Abruzzo. Se una scuola antisismica vale più del campanilismo
Una scuola moderna e sicura val più di un campanile. Nell’Abruzzo interno, che sul piano della viabilità e della logistica è rimasto quello dei castelli e delle contrade, sta crescendo una generazione di sindaci capaci di far digerire ai propri concittadini delle decisioni che in altri tempi avrebbero infiammato la piazza. Come quella di chiudere le scuole di montagna. Scelta che divide. Anzi, diciamo pure sbagliata per il direttore della Caritas di Trivento, don Alberto Conti – «darà il colpo di grazia, accelerando lo spopolamento» dice – ma nella quale i sindaci credono e che la gente sta accettando di buon grado. A malincuore, certo, ma la accetta. «Dotto’, qui siamo abituati a viaggiare: ogni mattina si scende a valle e si va a lavorare a Vasto e a San Salvo. Vorrà dire che anche i ragazzi scenderanno giù, a Celenza, per studiare» commenta la giornalaia di Torrebruna. Dal suo negozietto, sulla via dritta che porta alla chiesa del Santissimo Salvatore, passa l’intero paese, perché qui si vende letteralmente di tutto, dal pecorino ai detersivi (ma il pane bisogna prenotarlo 'per esigenze organizzative e di lavoro' avverte un cartello); eppoi la sua opinione è la stessa di Francesco, che gestisce il ristorante di fronte, tempio degli arrosticini.

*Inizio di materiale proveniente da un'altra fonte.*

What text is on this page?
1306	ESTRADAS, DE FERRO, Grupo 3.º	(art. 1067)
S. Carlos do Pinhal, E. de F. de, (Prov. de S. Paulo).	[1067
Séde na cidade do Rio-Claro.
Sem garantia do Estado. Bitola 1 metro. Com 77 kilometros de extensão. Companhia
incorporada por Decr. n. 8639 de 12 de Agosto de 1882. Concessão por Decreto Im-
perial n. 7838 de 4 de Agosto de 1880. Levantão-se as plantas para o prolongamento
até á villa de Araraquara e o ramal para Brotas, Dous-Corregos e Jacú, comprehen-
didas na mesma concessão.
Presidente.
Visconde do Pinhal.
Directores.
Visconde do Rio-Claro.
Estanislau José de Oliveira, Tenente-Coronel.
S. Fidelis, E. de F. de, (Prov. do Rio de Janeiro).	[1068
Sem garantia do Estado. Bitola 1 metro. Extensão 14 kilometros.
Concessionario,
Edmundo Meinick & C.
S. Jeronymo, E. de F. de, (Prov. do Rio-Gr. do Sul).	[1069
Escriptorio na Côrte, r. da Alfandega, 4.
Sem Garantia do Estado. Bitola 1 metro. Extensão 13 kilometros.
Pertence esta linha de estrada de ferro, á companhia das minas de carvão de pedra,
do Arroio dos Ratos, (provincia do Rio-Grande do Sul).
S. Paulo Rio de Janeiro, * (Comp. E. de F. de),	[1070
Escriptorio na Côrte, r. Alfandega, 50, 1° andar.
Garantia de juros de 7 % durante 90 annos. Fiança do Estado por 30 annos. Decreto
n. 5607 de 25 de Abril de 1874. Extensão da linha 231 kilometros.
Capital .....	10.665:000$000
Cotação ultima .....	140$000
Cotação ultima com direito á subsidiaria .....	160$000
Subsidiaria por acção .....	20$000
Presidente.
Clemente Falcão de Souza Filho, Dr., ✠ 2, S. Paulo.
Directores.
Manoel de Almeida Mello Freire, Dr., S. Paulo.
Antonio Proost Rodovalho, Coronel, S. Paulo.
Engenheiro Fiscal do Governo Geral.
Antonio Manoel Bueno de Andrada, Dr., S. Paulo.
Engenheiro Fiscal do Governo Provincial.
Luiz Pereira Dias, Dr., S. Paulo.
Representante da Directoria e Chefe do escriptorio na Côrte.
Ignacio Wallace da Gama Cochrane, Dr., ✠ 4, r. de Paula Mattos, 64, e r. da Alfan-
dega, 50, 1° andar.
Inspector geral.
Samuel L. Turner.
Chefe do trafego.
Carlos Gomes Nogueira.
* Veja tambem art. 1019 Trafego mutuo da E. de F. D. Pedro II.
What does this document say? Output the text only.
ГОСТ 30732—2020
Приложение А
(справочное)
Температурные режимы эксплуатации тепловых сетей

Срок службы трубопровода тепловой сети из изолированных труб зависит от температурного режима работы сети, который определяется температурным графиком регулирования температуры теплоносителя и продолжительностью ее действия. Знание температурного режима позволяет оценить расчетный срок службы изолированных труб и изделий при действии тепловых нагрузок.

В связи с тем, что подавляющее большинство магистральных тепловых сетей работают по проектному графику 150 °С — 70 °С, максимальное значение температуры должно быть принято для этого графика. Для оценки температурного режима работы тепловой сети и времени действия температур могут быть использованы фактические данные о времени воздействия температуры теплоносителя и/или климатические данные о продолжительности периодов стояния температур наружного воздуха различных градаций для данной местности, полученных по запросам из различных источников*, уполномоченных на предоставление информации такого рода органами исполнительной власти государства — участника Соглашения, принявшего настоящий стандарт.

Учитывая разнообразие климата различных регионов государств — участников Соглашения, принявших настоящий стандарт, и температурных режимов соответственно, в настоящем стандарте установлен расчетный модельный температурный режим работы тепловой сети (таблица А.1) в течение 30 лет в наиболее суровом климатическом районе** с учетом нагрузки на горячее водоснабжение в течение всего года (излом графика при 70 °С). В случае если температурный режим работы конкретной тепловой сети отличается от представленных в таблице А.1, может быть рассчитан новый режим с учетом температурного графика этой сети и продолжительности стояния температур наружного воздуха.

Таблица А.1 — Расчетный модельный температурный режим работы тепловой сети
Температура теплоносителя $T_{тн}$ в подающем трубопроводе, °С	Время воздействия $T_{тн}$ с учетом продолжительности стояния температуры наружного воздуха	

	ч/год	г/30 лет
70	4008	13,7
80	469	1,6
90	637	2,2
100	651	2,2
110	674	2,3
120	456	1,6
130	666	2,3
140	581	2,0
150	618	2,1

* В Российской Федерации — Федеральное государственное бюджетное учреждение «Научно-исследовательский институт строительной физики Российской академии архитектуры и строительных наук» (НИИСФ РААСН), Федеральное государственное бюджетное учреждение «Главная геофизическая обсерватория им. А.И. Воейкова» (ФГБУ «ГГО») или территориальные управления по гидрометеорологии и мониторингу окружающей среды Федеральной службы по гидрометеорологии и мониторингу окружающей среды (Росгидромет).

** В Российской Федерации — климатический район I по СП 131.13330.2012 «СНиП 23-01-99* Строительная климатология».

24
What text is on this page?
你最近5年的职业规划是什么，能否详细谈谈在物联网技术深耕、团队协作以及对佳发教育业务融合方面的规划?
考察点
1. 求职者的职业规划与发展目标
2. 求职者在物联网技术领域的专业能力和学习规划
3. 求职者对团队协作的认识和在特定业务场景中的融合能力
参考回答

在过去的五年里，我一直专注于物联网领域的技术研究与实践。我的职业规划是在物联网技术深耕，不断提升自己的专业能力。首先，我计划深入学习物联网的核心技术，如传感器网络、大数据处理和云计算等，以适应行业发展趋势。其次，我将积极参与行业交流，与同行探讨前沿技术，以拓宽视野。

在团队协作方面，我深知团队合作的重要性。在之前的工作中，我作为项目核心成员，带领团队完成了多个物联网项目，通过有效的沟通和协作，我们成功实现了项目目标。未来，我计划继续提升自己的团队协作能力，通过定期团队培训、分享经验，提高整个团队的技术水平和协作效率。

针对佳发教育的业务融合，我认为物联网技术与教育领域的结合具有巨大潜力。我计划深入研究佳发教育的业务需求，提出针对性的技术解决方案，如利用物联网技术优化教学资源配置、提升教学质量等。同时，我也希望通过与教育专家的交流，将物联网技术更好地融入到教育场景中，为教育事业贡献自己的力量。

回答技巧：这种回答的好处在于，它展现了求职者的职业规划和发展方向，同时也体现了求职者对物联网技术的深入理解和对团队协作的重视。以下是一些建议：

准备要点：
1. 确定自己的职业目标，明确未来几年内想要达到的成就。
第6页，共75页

Rinunciare a un presidio scolastico, quando si vive appollaiati sul tetto d’Italia, non è cosa da poco, tuttavia la cronaca ci offre un punto fermo: se da queste parti, fino a quindici anni fa, si era usi iscrivere anche i morti pur di tener aperta la scuola del paese, all’inizio dell’estate otto Comuni del Basso Sangro-Trigno hanno sottoscritto un accordo formale per chiudere quattro complessi scolastici e trasferire tutti gli alunni, circa 300, nel nuovo plesso unico del Medio Vastese, che sorgerà nel fondovalle, a Celenza. Cinque amministrazioni, e cioè Torrebruna, Carunchio, Castelguidone, Celenza sul Trigno e San Giovanni Lipioni, fanno parte di un’area pilota della Strategia Nazionale Aree Interne, che prevede un tutoraggio e finanziamenti ad hoc; altri tre – Dogliola, Palmoli e Tufillo – hanno potuto aggregarsi al progetto grazie a fondi del Miur e della Regione Abruzzo.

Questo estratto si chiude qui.